To ascertain the effects of the payment reductions in the Deficit Reduction Act (DRA), which affected only in-office imaging, on the utilization of noninvasive musculoskeletal imaging. This study of nonidentifiable aggregate data did not require institutional review board approval. Medicare Part B Physician/Supplier Procedure Summary Files for 2004, 2006, and 2008 were used. By using descriptive statistics and weighted linear regression, all 111 relevant procedure codes were evaluated to measure the effect of the DRA's payment reductions on change in utilization growth rate between the pre-DRA (2004-2006) and post-DRA (2006-2008) periods. Overall, between the pre-DRA and post-DRA periods, the type of imaging studied demonstrated a 2% deceleration (reduction in per capita utilization growth rate) in the office and a 0.7% deceleration in the outpatient hospital setting. However, nonradiologist and radiologist utilization were both still growing, particularly for nonradiographic imaging. In the office, for both nonradiologists and radiologists, larger DRA payment reductions were associated with greater deceleration; deceleration was approximately 0.2% greater for each additional 1% of reimbursement reduction.
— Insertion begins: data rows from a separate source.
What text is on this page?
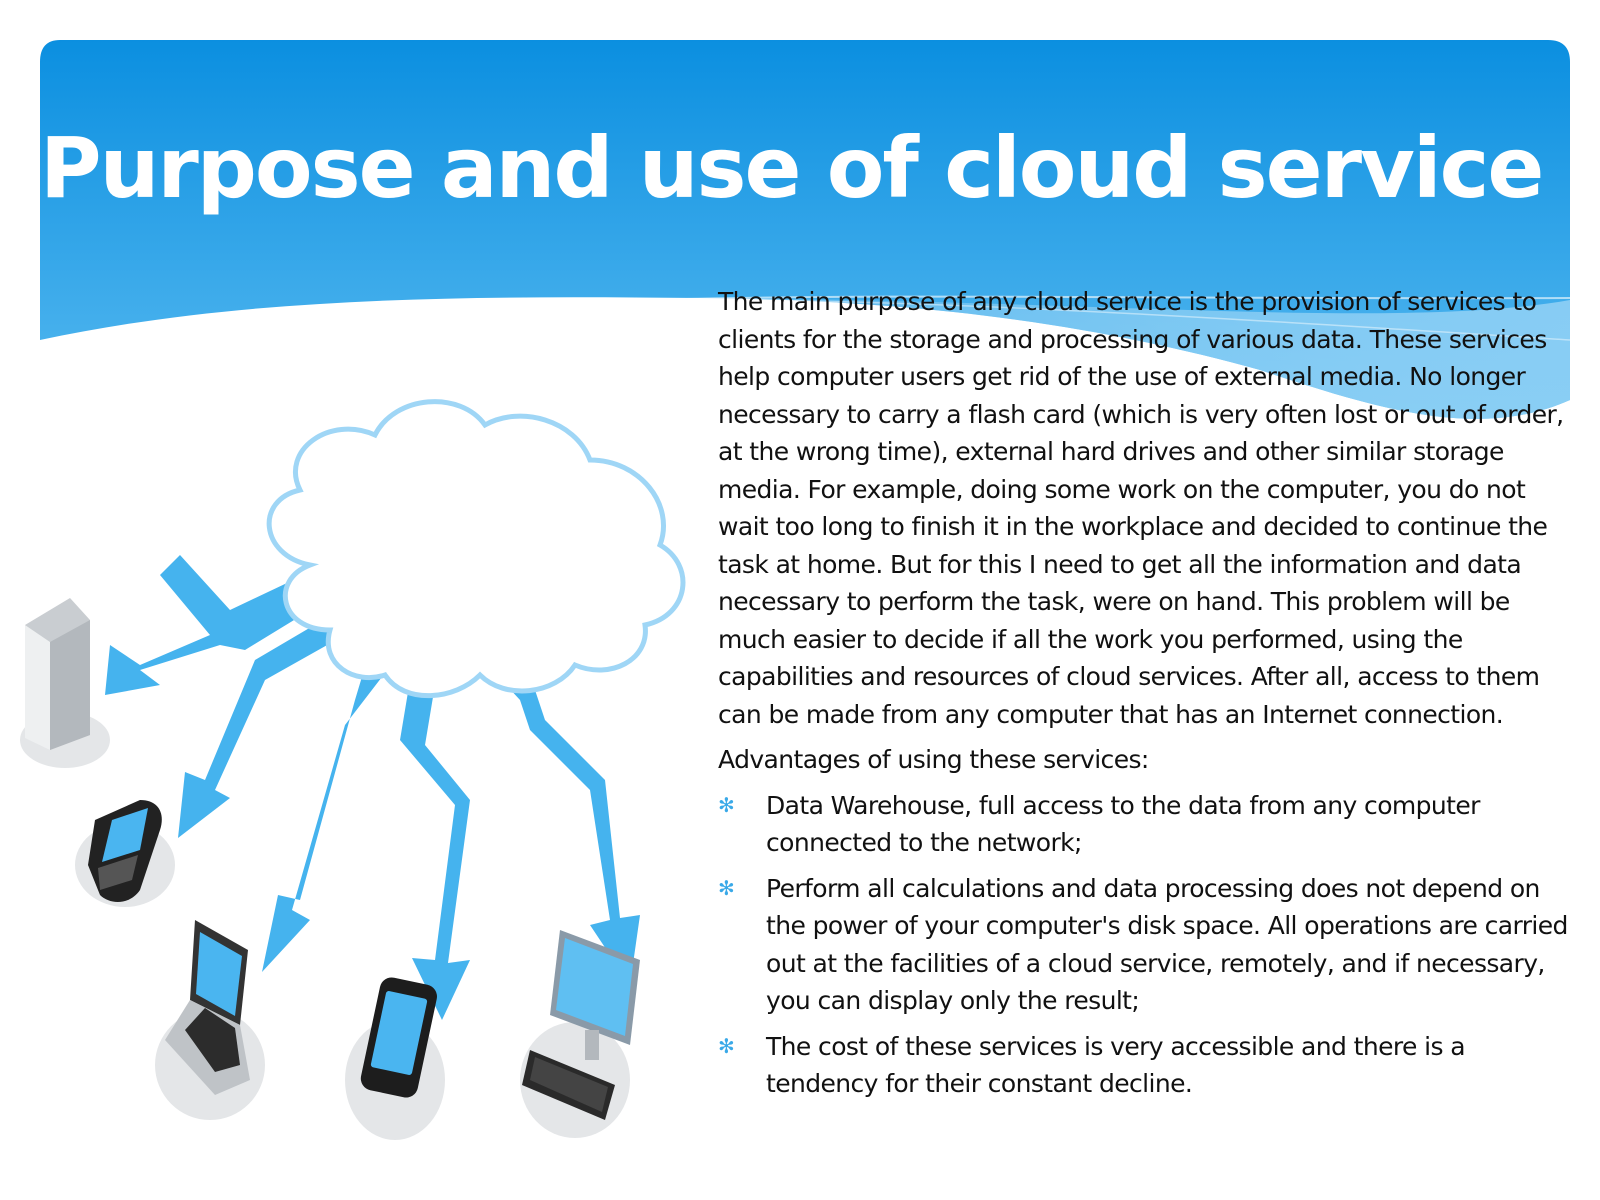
Purpose and use of cloud service

The main purpose of any cloud service is the provision of services to clients for the storage and processing of various data. These services help computer users get rid of the use of external media. No longer necessary to carry a flash card (which is very often lost or out of order, at the wrong time), external hard drives and other similar storage media. For example, doing some work on the computer, you do not wait too long to finish it in the workplace and decided to continue the task at home. But for this I need to get all the information and data necessary to perform the task, were on hand. This problem will be much easier to decide if all the work you performed, using the capabilities and resources of cloud services. After all, access to them can be made from any computer that has an Internet connection.

Advantages of using these services:

✻ Data Warehouse, full access to the data from any computer connected to the network;
✻ Perform all calculations and data processing does not depend on the power of your computer's disk space. All operations are carried out at the facilities of a cloud service, remotely, and if necessary, you can display only the result;
✻ The cost of these services is very accessible and there is a tendency for their constant decline.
There was no payment-reduction-size-related acceleration in the outpatient setting. The growth rate of in-office noninvasive musculoskeletal imaging performed by nonradiologists and the growth rate of this type of imaging being referred to radiologists decreased in the period following the implementation of the DRA. Nonetheless, after the DRA, in-office nonradiographic noninvasive musculoskeletal imaging performed by nonradiologists was still growing much more rapidly than that performed by radiologists.